Preheat oven to 400 degrees.

In a saucepan, mix 2/3 cup sugar, cornstarch and water. Gradually stir in peaches. Bring to a boil and boil for 1 minute, stirring constantly. Pour into 1-1/2 quart baking dish and dot with 2 tablespoons of butter. Sprinkle with cinnamon.

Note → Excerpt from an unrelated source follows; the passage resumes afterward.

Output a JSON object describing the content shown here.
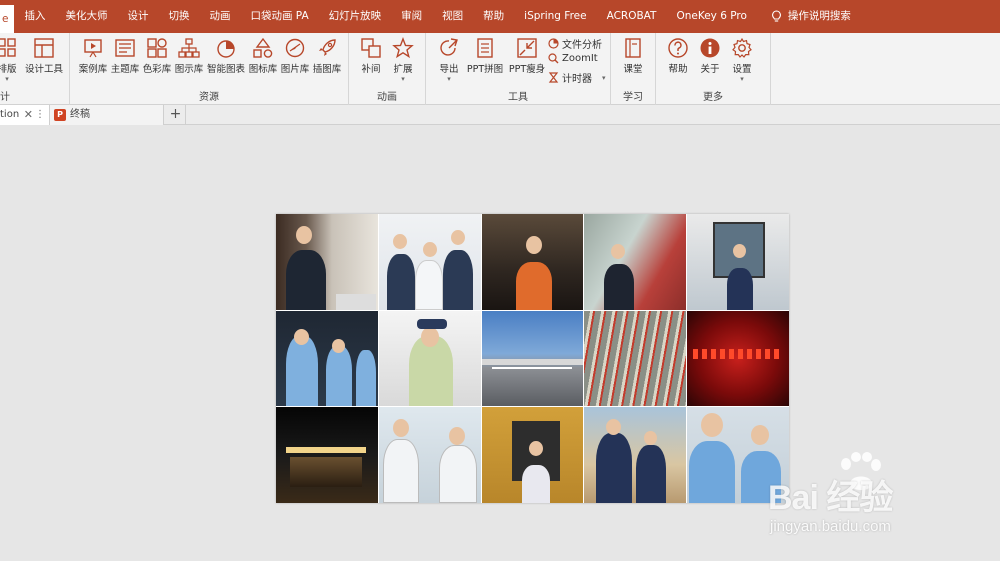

Mix together flour, 1 Tbsp. sugar, baking powder, salt and xanthum gum. Cut 3 tablespoons of butter in “with pastry blender or 2 knives until mixture looks like “meal”…” Stir in milk. Drop by spoonfuls onto hot peaches. Bake 25 to 30 minutes or until golden brown. Serve warm.

Serves 4-6

(If you want to make this a non-gluten-free recipe, just substitute regular all-purpose wheat flour in the same quantity, and omit xanthum gum. Also, Betty recommends using up to 1 cup sugar mixed in with peaches. I went with the 2/3 cup myself.)